Scalability: Isolation Forest is efficient and scalable, especially in high-dimensional spaces. The average time complexity for building an isolation tree is O(log N), where N is the number of instances in the dataset.
Handling High-Dimensional Data: Traditional methods may struggle with high-dimensional data due to the curse of dimensionality. Isolation Forest, by design, is less affected by the curse of dimensionality and can effectively handle datasets with many features.
Outlier Detection: Isolation Forest is particularly well-suited for outlier detection tasks. Its ability to isolate anomalies efficiently makes it useful in scenarios where identifying rare events or unusual patterns is crucial.
One-Class Learning: Isolation Forest is a one-class learning algorithm, making it suitable for unsupervised tasks where only normal instances are available during training. It does not require labeled anomaly examples for training.
While Isolation Forest has shown good performance in various scenarios, it's important to note that no single algorithm is universally optimal for all types of data
Class Methods: AnomalyDetection(data_path) Constructor method to initialize the AnomalyDetection object with the path to the dataset.
read_data() Reads data from the specified path and handles file not found or empty dataset errors.

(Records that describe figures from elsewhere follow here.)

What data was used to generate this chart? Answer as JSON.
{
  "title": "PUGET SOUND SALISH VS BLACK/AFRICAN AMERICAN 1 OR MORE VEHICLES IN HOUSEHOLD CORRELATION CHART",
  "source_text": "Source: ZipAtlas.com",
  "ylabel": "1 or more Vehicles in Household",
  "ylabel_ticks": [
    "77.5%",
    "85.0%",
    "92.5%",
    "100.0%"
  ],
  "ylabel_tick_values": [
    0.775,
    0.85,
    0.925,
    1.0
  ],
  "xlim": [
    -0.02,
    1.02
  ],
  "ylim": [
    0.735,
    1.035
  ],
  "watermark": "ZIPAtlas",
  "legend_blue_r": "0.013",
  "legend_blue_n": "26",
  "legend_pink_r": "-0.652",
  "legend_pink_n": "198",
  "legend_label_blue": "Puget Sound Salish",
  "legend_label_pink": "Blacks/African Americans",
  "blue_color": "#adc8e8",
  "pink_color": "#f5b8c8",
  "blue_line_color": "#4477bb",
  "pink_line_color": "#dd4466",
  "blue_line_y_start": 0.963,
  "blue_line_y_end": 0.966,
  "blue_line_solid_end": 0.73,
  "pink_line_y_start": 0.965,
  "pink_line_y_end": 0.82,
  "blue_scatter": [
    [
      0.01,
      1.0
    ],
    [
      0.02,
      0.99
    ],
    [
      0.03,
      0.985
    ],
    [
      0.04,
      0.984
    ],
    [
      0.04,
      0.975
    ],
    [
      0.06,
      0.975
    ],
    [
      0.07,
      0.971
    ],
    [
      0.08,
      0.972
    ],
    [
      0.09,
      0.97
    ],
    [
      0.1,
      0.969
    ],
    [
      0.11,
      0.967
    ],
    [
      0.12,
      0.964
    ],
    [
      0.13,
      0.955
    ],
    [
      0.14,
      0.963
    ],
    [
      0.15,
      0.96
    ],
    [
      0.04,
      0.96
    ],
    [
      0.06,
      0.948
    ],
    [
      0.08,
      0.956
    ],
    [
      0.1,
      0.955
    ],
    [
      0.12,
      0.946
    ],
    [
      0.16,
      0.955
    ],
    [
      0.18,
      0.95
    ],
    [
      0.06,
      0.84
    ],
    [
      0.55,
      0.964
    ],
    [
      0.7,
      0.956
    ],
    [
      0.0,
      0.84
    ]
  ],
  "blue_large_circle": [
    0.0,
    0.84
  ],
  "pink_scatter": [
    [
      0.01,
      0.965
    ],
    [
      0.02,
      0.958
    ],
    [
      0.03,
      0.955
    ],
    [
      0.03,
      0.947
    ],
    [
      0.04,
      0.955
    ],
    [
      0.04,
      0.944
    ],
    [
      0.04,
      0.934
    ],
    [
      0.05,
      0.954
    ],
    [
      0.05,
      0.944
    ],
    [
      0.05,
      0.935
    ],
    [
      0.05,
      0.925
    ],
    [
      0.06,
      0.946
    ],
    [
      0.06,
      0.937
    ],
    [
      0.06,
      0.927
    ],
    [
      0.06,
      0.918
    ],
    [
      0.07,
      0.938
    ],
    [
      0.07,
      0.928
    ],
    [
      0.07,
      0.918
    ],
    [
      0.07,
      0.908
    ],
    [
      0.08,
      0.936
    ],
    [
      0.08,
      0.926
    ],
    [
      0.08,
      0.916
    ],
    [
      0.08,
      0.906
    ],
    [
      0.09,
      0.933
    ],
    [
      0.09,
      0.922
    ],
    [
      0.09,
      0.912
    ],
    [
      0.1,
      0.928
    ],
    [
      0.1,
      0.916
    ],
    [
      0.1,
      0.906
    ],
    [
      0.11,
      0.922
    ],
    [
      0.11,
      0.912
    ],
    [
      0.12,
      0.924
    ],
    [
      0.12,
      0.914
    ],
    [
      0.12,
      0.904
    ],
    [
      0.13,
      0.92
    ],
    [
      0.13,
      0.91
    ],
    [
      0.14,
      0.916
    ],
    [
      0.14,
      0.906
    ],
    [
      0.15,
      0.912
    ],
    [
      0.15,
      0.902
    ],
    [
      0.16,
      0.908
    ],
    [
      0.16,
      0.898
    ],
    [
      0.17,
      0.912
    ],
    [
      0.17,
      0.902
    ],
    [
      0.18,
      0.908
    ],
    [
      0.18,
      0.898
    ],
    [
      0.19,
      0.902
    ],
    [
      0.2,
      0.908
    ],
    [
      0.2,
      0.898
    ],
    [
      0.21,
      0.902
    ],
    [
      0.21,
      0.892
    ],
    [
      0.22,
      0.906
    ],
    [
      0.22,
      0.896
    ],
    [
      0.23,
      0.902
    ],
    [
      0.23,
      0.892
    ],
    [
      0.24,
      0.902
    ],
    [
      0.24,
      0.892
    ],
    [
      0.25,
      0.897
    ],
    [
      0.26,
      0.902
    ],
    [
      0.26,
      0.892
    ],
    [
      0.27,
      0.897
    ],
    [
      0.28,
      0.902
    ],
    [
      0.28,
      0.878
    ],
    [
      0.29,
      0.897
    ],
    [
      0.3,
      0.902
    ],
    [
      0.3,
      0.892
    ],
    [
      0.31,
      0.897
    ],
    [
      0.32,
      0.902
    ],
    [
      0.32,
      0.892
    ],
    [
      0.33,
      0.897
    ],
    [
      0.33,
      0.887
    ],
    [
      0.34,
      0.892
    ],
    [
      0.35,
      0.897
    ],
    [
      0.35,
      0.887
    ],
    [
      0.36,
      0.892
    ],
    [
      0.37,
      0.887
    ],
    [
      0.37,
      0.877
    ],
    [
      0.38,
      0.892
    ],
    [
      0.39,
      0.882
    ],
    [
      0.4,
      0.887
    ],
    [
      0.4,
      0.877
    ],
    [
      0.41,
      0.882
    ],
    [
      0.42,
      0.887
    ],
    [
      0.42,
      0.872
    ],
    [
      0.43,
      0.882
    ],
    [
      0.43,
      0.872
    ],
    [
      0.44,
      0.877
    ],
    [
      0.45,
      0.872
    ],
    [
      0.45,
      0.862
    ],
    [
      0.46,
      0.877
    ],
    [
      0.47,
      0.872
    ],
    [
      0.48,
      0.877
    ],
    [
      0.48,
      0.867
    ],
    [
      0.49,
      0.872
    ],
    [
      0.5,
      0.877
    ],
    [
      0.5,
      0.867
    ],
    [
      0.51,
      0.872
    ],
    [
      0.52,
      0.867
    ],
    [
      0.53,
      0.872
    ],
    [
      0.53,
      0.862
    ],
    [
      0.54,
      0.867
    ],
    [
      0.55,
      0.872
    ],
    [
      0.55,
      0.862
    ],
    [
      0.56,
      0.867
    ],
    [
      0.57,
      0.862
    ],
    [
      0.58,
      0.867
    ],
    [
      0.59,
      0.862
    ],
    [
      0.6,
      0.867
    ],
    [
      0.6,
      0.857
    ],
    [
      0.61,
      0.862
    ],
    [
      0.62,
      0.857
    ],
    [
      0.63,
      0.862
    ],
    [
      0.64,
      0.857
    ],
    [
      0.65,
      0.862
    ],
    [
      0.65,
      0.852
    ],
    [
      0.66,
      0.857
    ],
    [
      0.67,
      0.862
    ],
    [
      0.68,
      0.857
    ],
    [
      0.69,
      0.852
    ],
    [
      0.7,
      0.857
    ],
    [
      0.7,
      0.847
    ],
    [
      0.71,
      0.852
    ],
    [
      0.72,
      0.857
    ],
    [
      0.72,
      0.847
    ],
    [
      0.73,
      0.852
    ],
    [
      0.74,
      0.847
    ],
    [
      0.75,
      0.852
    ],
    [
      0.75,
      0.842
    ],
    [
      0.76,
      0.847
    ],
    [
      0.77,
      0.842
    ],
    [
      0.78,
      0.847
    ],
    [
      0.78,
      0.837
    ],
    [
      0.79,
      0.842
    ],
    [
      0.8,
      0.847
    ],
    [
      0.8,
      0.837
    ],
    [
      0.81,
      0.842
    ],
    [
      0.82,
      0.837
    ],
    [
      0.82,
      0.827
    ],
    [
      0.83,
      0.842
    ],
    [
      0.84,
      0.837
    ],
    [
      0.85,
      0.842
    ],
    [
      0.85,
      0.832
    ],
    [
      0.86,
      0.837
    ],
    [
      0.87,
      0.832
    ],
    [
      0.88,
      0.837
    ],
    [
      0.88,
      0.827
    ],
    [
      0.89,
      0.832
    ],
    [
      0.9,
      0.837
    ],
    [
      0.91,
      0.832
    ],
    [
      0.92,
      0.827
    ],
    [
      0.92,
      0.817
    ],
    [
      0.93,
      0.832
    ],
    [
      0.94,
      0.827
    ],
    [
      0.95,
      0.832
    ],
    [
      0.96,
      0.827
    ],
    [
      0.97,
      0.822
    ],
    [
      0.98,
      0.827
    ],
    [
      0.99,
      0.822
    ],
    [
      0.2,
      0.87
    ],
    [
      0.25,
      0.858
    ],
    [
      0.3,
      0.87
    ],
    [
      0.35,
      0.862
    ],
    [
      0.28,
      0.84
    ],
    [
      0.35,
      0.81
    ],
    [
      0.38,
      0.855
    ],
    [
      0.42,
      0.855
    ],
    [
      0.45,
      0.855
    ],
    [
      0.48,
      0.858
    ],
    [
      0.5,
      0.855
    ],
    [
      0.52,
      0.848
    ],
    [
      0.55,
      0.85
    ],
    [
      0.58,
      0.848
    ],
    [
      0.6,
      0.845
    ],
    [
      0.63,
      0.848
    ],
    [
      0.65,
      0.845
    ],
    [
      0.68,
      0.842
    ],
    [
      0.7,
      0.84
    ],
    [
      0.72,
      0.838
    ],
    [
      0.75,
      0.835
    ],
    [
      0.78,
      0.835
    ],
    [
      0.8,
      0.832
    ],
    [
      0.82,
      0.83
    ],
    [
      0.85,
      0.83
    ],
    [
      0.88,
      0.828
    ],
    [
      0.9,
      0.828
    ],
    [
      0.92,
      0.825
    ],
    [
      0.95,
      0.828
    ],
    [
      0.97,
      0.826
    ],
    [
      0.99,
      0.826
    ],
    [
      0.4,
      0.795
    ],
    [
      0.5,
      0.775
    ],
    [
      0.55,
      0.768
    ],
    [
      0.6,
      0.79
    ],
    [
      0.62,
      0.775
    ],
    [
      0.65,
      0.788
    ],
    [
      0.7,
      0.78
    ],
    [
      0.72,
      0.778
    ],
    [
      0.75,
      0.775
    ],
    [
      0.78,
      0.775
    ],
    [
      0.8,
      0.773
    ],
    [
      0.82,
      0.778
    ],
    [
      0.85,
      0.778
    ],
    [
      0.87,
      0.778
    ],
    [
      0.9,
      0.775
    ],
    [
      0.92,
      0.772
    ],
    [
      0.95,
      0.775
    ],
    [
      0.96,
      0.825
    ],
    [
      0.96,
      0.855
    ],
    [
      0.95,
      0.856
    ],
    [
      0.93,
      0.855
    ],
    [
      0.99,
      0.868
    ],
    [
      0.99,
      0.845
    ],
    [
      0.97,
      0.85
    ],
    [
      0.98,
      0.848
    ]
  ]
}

preprocess_data() Performs data preprocessing and feature engineering, converting temperature values to Celsius and extracting additional features.
train_model() Trains the Isolation Forest model on the preprocessed data.
plot_data() Plots the data stream over time.
visualize_anomalies_over_time() Visualizes anomalies throughout time using a line plot.
visualize_anomalies_distribution() Visualizes anomalies with temperature distribution using a histogram.
Requirements: The code relies on the following Python libraries:
- pandas
- numpy
- scikit-learn
- matplotlib
Ensure these dependencies are installed before running the code.